Schooley is a strong supporter of Smith, who for years has been one of the most noted HIV researchers in the U.S. He’s also a physician — one who knows that positive change can come quickly.
In July 1996, he began using the famous HIV drug cocktails that Schooley, a researcher, helped to pioneer. Smith quickly went from watching patients die to becoming well enough to leave the hospital.
“The things we learned studying HIV set up everything we’re doing with COVID,” said Smith.
Shortly after the pandemic hit, Smith became part of Operation Warp Speed, the public-private partnership created by the Trump administration to develop vaccines, drugs and diagnostics to fight COVID-19.
He began running ACTIV-2, a major clinical trial to test the safety and efficacy of new therapeutics. That and other work has made him part of science’s inner circle.
Smith typically begins his 16-hour days at 5 a.m. on conference calls with members of the NIH, including Dr. Anthony Fauci. He keeps his Zoom camera dark so that he can get in a work out on the elliptical machine at his home in Mission Hills.
The meetings have taken on a heavy tone in recent days, a mood that contrasts with Smith’s normally sunny disposition.

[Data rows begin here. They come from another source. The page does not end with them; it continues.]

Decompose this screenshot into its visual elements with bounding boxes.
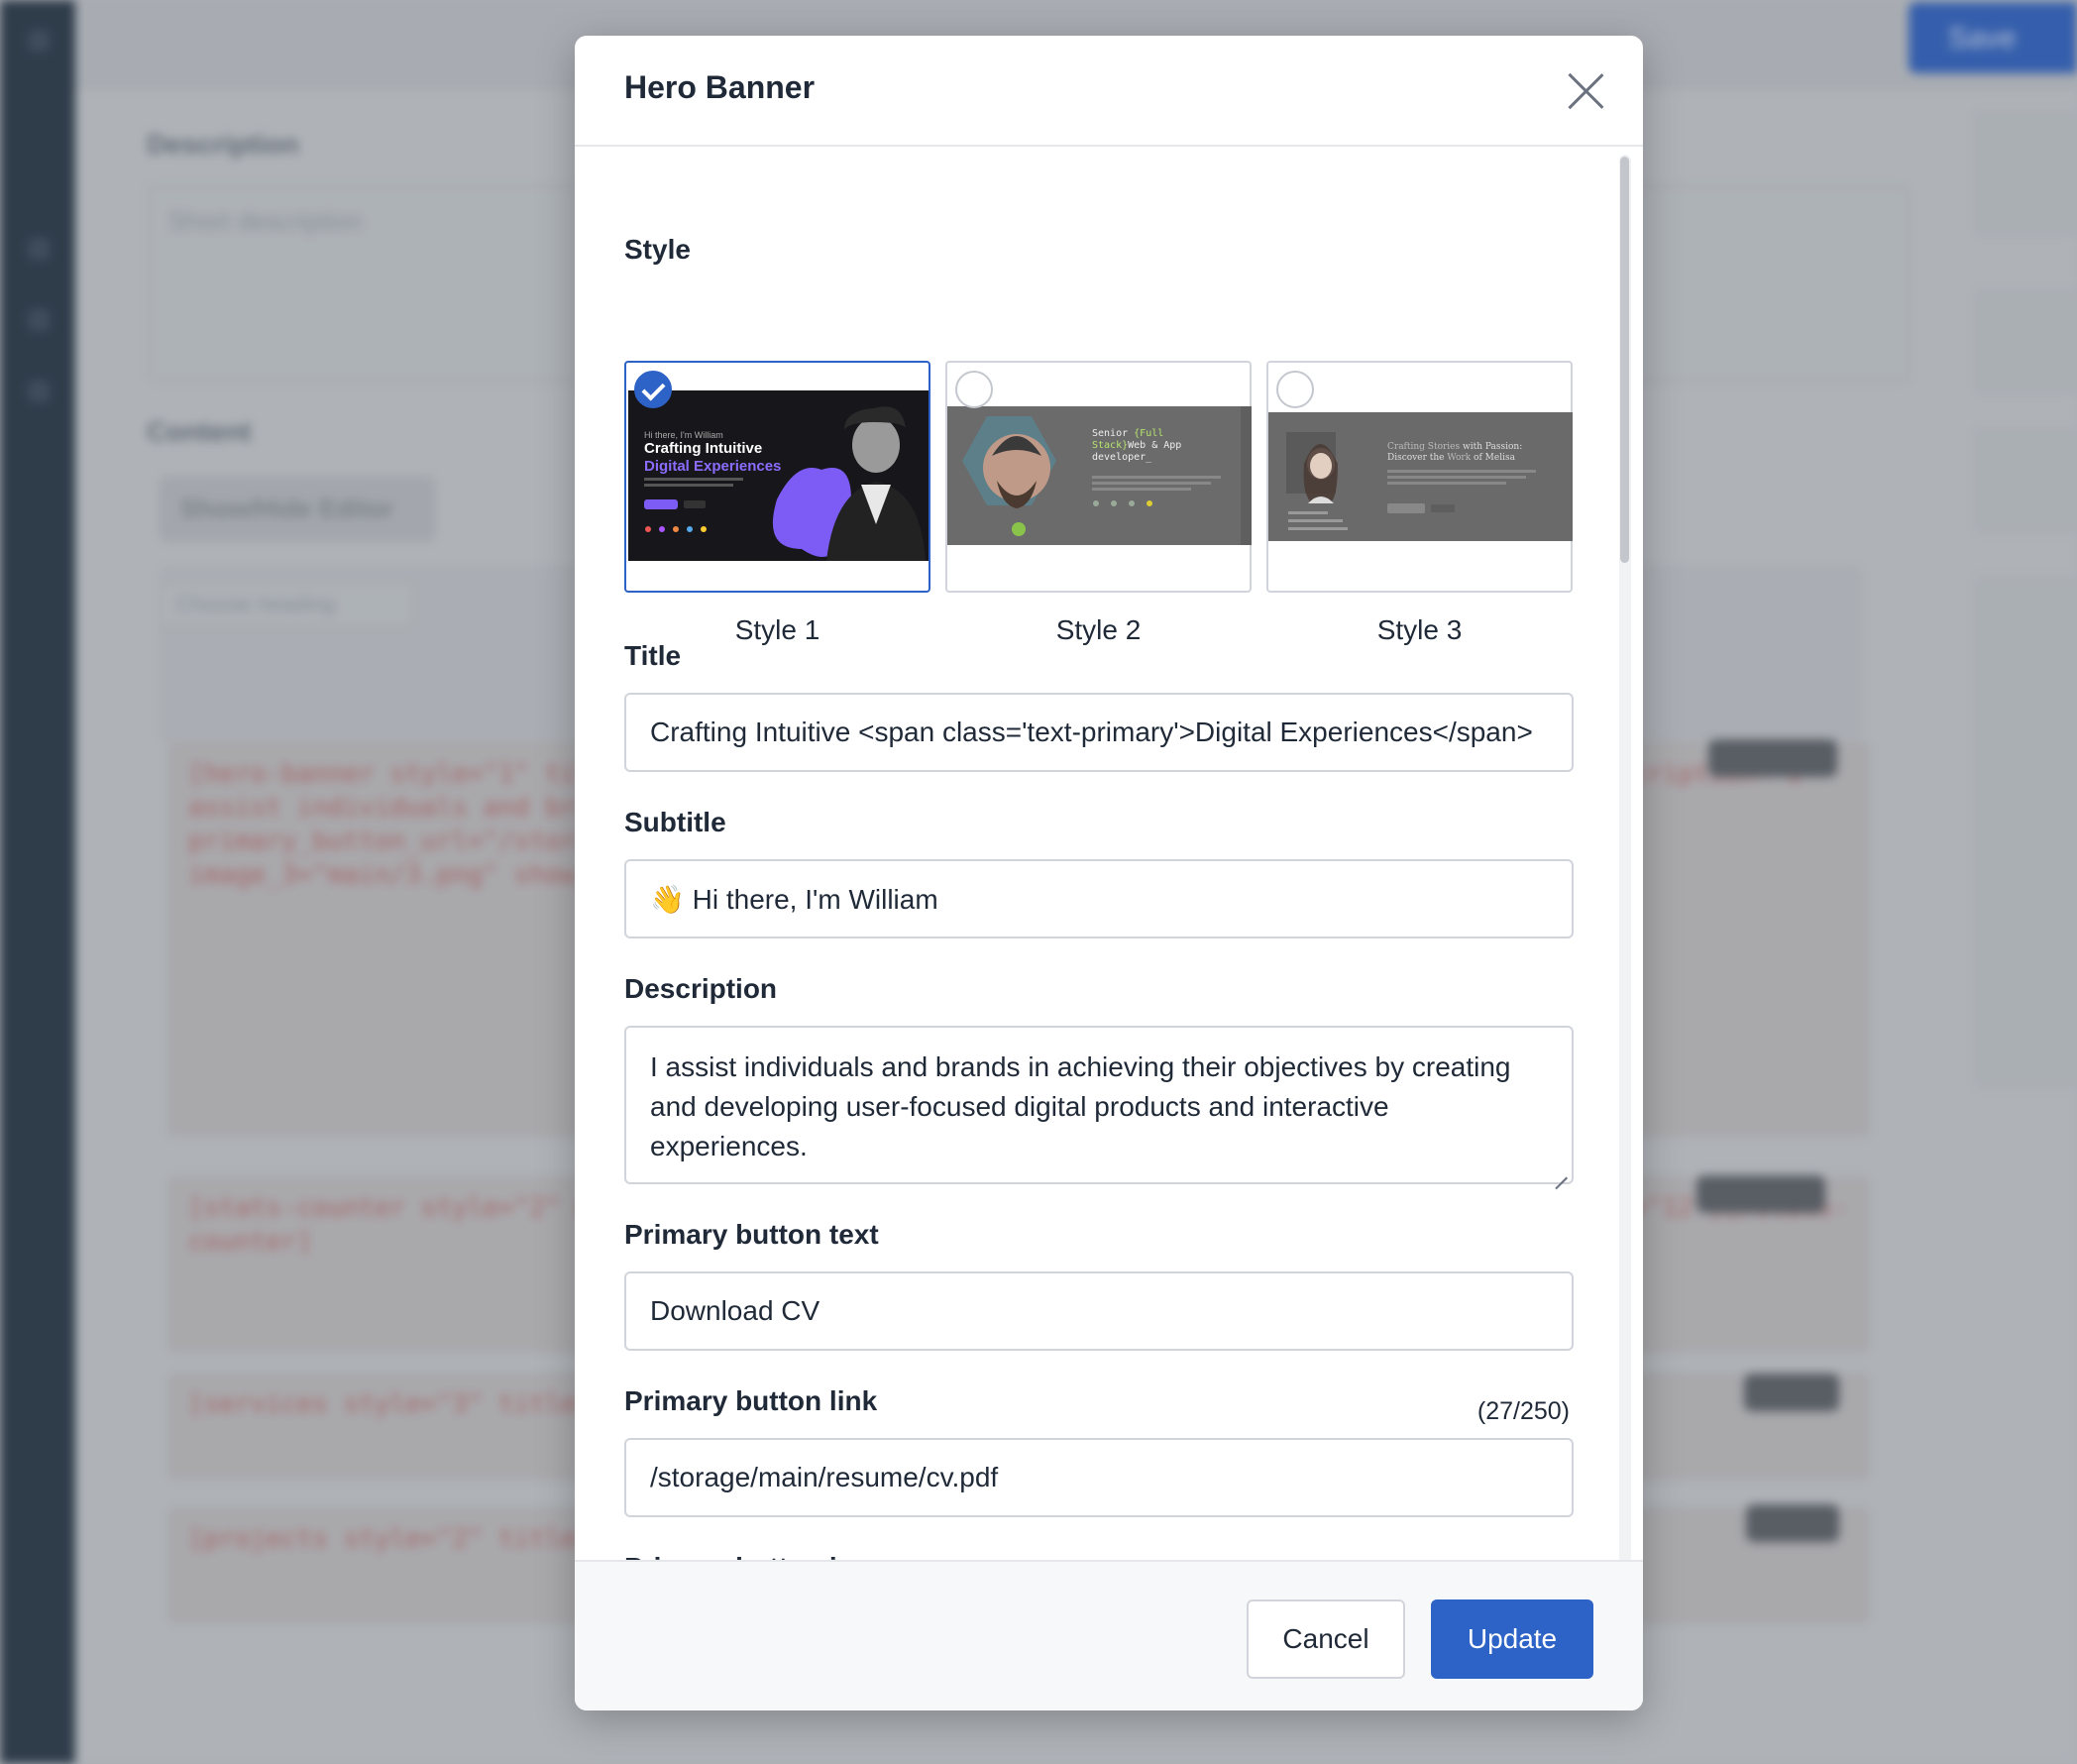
primary-button-link-input[interactable]: /storage/main/resume/cv.pdf bbox=[624, 1438, 1574, 1517]
style-option-2[interactable]: Senior {Full Stack}Web & App developer_ bbox=[945, 361, 1252, 593]
preview-accent: Stack} bbox=[1092, 440, 1129, 451]
preview-text: of Melisa bbox=[1471, 453, 1515, 463]
primary-button-text-input[interactable]: Download CV bbox=[624, 1271, 1574, 1351]
title-input[interactable]: Crafting Intuitive <span class='text-pri… bbox=[624, 693, 1574, 772]
preview-text: Web & App bbox=[1128, 440, 1182, 451]
radio-icon[interactable] bbox=[955, 371, 993, 408]
style-2-preview-image: Senior {Full Stack}Web & App developer_ bbox=[947, 406, 1252, 545]
preview-accent: {Full bbox=[1134, 428, 1164, 439]
preview-serif-headline: Crafting Stories with Passion: Discover … bbox=[1387, 442, 1522, 464]
preview-headline-1: Crafting Intuitive bbox=[644, 440, 763, 457]
modal-footer: Cancel Update bbox=[575, 1560, 1643, 1710]
radio-icon[interactable] bbox=[1276, 371, 1314, 408]
style-3-caption: Style 3 bbox=[1376, 614, 1463, 645]
primary-button-text-label: Primary button text bbox=[624, 1219, 879, 1250]
preview-text: Discover the bbox=[1387, 453, 1448, 463]
preview-text: developer_ bbox=[1092, 452, 1152, 463]
hero-banner-modal: Hero Banner Style Hi there, I'm William … bbox=[575, 36, 1643, 1710]
subtitle-input[interactable]: 👋 Hi there, I'm William bbox=[624, 859, 1574, 938]
style-label: Style bbox=[624, 234, 691, 265]
character-counter: (27/250) bbox=[1476, 1397, 1570, 1425]
check-icon[interactable] bbox=[634, 371, 672, 408]
subtitle-label: Subtitle bbox=[624, 807, 726, 837]
modal-scrollbar-thumb[interactable] bbox=[1620, 157, 1629, 563]
update-button[interactable]: Update bbox=[1431, 1599, 1593, 1679]
preview-greeting: Hi there, I'm William bbox=[644, 430, 723, 440]
description-textarea[interactable]: I assist individuals and brands in achie… bbox=[624, 1026, 1574, 1184]
modal-body[interactable]: Style Hi there, I'm William Crafting Int… bbox=[575, 149, 1643, 1594]
style-2-caption: Style 2 bbox=[1055, 614, 1142, 645]
preview-text: Work bbox=[1447, 453, 1472, 463]
style-1-preview-image: Hi there, I'm William Crafting Intuitive… bbox=[628, 390, 929, 561]
description-label: Description bbox=[624, 973, 778, 1004]
description-text: I assist individuals and brands in achie… bbox=[650, 1051, 1511, 1161]
style-3-preview-image: Crafting Stories with Passion: Discover … bbox=[1268, 412, 1573, 541]
style-option-3[interactable]: Crafting Stories with Passion: Discover … bbox=[1266, 361, 1573, 593]
primary-button-link-label: Primary button link bbox=[624, 1385, 878, 1416]
preview-text: with Passion: bbox=[1463, 442, 1523, 452]
style-option-1[interactable]: Hi there, I'm William Crafting Intuitive… bbox=[624, 361, 930, 593]
title-label: Title bbox=[624, 640, 682, 671]
close-icon[interactable] bbox=[1568, 73, 1603, 109]
modal-header: Hero Banner bbox=[575, 36, 1643, 147]
cancel-button[interactable]: Cancel bbox=[1247, 1599, 1405, 1679]
preview-text: Crafting Stories bbox=[1387, 442, 1463, 452]
preview-headline-2: Digital Experiences bbox=[644, 458, 782, 475]
preview-text: Senior bbox=[1092, 428, 1135, 439]
resize-handle-icon[interactable] bbox=[1554, 1164, 1568, 1178]
preview-code-headline: Senior {Full Stack}Web & App developer_ bbox=[1092, 428, 1181, 464]
modal-title: Hero Banner bbox=[624, 69, 816, 105]
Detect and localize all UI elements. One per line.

“He’s the most optimistic person I’ve ever met,” said Dr. Susan Little, a UCSD infectious disease expert and physician who is running separate COVID vaccine trials on behalf of AstraZeneca and Janssen.
“He has a unique ability to see the good in everyone, the silver lining, to have patience and compassion.”
Those traits were being tested Friday as Smith boarded a plane for a science meeting in Mexico. There was news out of South Africa that Omicron had become the dominant COVID strain in some provinces.
“I think we are in as bad a spot as we were last year (at) this time,” Smith said by text as he headed south. “It is looking like late winter could be tough.
“Hopefully, the vaccine holds (and) helps keep people from needing to be hospitalized.”
The New York Times contributed to this story.